Still, even with all this growth, these new digital-first clinics represent a niche in the current market. The same way Amazon did at the beginning when it was just “an online bookstore.”

Eventually, this will be the norm in healthcare. And all healthcare providers that don’t offer this customer experience will struggle to attract and retain patients.

Traditional clinics and hospitals will have to choose: transform and adopt these new practices, or wait out the storm and hope for the best. But we all know what happened to Blockbuster and Barnes & Noble. 

There’s still hope, and time, for traditional healthcare providers to catch up with the “digital-first” newcomers. And it comes from studying what has happened in the e-commerce industry in the last couple of years.

At some point, it looked like any traditional business wasn’t going to stand a chance to compete with Amazon. But then came Shopify. A digital platform that gives small businesses, and fortune 500 brands like Kraft Heinz Co., a path toward offering their customers the same type of “magical” experience Amazon offers. They’re “arming the rebels” against Amazon.

So, who’s going to arm the rebels against digital-first clinics with hundreds of developers on their payroll?

Businesses like Nimbo, Nexhealth, and Patient Pop are building precisely these platforms. Turn-key solutions that help clinics transition from analog to digital.

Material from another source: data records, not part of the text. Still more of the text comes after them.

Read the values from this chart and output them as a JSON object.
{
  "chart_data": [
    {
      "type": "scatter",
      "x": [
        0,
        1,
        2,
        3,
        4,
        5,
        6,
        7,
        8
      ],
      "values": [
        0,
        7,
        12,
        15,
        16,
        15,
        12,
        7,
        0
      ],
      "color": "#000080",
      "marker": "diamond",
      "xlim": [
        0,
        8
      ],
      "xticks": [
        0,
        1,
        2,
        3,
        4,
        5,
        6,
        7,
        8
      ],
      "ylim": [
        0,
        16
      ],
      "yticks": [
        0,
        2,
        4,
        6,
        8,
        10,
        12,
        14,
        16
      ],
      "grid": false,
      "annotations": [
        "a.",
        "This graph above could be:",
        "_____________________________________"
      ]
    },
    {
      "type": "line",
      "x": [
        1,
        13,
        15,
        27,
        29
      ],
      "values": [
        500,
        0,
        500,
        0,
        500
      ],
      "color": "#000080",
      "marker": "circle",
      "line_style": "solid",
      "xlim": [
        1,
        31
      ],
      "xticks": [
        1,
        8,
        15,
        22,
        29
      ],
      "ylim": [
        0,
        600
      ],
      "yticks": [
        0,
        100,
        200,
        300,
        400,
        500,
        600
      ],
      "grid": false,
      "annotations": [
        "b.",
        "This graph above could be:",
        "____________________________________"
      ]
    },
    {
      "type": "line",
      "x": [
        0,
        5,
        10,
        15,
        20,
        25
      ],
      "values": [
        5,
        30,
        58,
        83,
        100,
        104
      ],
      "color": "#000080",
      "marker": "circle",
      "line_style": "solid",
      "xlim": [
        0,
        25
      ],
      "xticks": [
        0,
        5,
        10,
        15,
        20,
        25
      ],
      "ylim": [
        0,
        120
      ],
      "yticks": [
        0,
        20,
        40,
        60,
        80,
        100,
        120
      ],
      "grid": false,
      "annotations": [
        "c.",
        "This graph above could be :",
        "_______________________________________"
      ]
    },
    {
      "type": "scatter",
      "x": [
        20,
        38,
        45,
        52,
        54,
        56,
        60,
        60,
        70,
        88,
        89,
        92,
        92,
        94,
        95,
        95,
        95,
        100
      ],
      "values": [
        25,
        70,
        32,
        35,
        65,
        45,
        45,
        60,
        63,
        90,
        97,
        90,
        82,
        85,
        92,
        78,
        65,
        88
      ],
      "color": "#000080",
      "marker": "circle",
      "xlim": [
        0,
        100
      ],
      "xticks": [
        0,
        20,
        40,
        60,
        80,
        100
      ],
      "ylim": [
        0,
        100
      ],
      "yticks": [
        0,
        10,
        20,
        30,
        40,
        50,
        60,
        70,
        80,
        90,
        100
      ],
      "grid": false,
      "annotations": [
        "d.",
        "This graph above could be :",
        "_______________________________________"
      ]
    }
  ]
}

Easy to use products that help healthcare providers start their “digital medical practice” and offer the same type of customer experience the new players are offering, without having to build a team of hundreds of developers and raise millions of dollars of venture capital.

Going digital has a whole other set of advantages on top of providing patients a better experience. It also gives healthcare providers an opportunity to expand their patient base outside their geographic area with the tightly integrated use of telemedicine and online payments.

Like most things in life though, not everything has to be white or black, and I don’t see “full digital care” replacing traditional face-to-face appointments 100 percent. Similar to what happened in retail and e-commerce, a hybrid will emerge. The best of both worlds. You go in to see your doctor maybe once a year but stay in touch with her and their care coordination team throughout the year with the use of chat and video appointments.

If you’re a healthcare professional, I invite you to start thinking “digital-first.” The sooner you start on this journey the easier it will be in the long term for both you and your patients.